One of the serious misunderstandings about the spiritual life is that it might somehow excuse from or substitute for real work. While it is true that the preaching of the Gospel must not be neglected so that other (even charitable) work can be done, the dignity of of the preacher does not excuse him from the mundane and necessary work of the common man. St. Paul made sure he continued working for his keep, lest we draw the conclusion that it is better not to work. Hard work has value not only in that it allows us to provide for ourselves, our family, and the poor, but also because it contributes to true humility. Not everyone has the same capacity for work, so we shouldn’t compare ourselves to others, but we should use our capital of life every day to the best of our ability. Work becomes a problem for our spiritual life when it is motivated by greed or ambition, but when it is motivated by our own needs, the needs of our community, and the needs of the poor, it is our God given duty.
Thirty-First Sunday in Ordinary Time
CYRIL OF ALEXANDRIA:
Zacchaeus was leader of the tax collectors, a man entirely abandoned to greed, whose only goal was the increase of his gains.
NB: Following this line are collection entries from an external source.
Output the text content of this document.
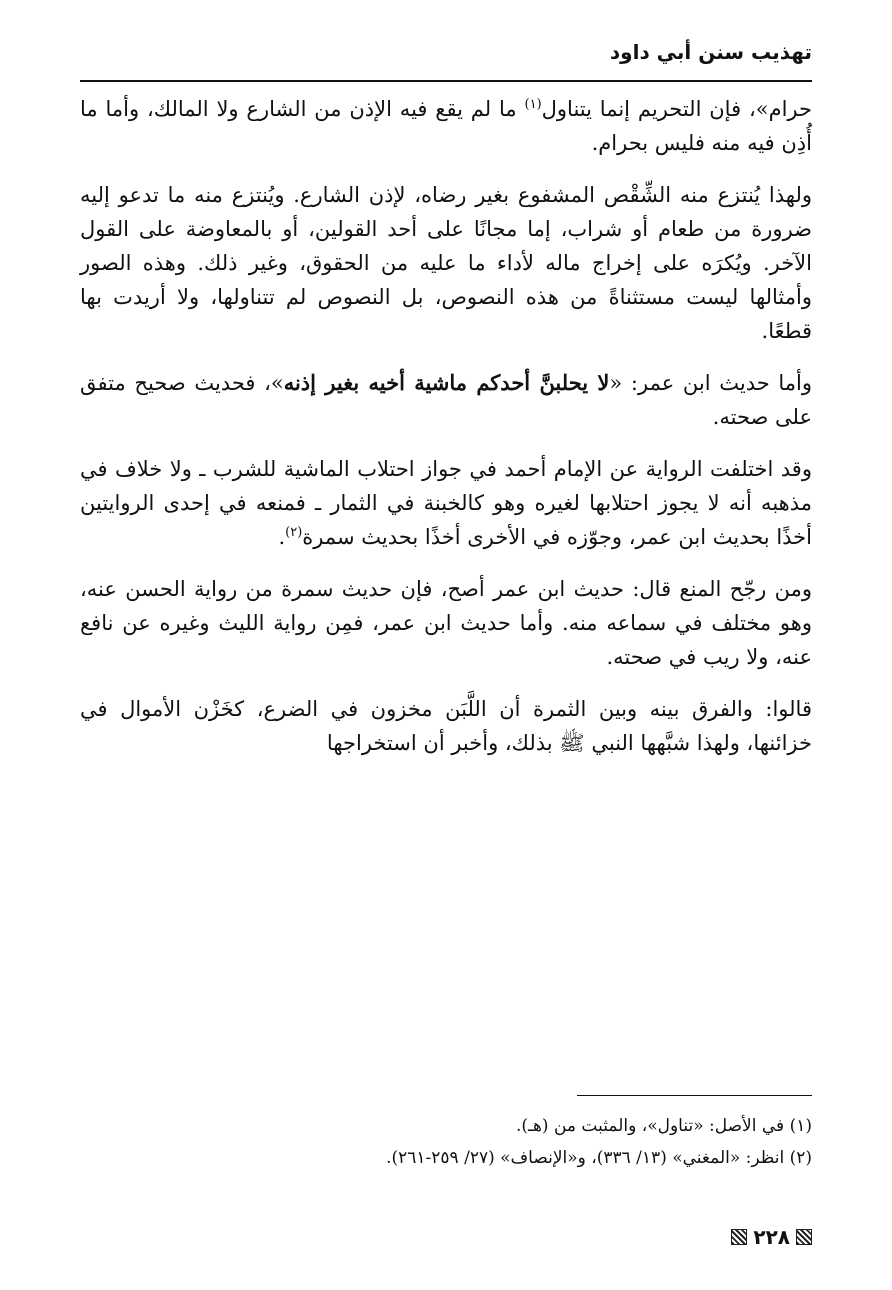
تهذيب سنن أبي داود

حرام»، فإن التحريم إنما يتناول$^{(١)}$ ما لم يقع فيه الإذن من الشارع ولا المالك، وأما ما أُذِن فيه منه فليس بحرام.

ولهذا يُنتزع منه الشِّقْص المشفوع بغير رضاه، لإذن الشارع. ويُنتزع منه ما تدعو إليه ضرورة من طعام أو شراب، إما مجانًا على أحد القولين، أو بالمعاوضة على القول الآخر. ويُكرَه على إخراج ماله لأداء ما عليه من الحقوق، وغير ذلك. وهذه الصور وأمثالها ليست مستثناةً من هذه النصوص، بل النصوص لم تتناولها، ولا أريدت بها قطعًا.

وأما حديث ابن عمر: «لا يحلبنَّ أحدكم ماشية أخيه بغير إذنه»، فحديث صحيح متفق على صحته.

وقد اختلفت الرواية عن الإمام أحمد في جواز احتلاب الماشية للشرب ـ ولا خلاف في مذهبه أنه لا يجوز احتلابها لغيره وهو كالخبنة في الثمار ـ فمنعه في إحدى الروايتين أخذًا بحديث ابن عمر، وجوّزه في الأخرى أخذًا بحديث سمرة$^{(٢)}$.

ومن رجّح المنع قال: حديث ابن عمر أصح، فإن حديث سمرة من رواية الحسن عنه، وهو مختلف في سماعه منه. وأما حديث ابن عمر، فمِن رواية الليث وغيره عن نافع عنه، ولا ريب في صحته.

قالوا: والفرق بينه وبين الثمرة أن اللَّبَن مخزون في الضرع، كخَزْن الأموال في خزائنها، ولهذا شبَّهها النبي ﷺ بذلك، وأخبر أن استخراجها

(١) في الأصل: «تناول»، والمثبت من (هـ).

(٢) انظر: «المغني» (١٣/ ٣٣٦)، و«الإنصاف» (٢٧/ ٢٥٩-٢٦١).

٢٢٨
This was the practice of the tax collectors, although Paul calls it idolatry,4 possibly as being suitable only for those who have no knowledge of God. Since they shamelessly, openly professed this vice, the Lord very justly joined them with the prostitutes, saying to the leaders of the Jews, “The prostitutes and the tax collectors go before you into the kingdom of God.”5 Zacchaeus did not continue to be among them, but he was counted worthy of mercy at Christ’s hands. He calls near those who are far away and gives light to those who are in darkness.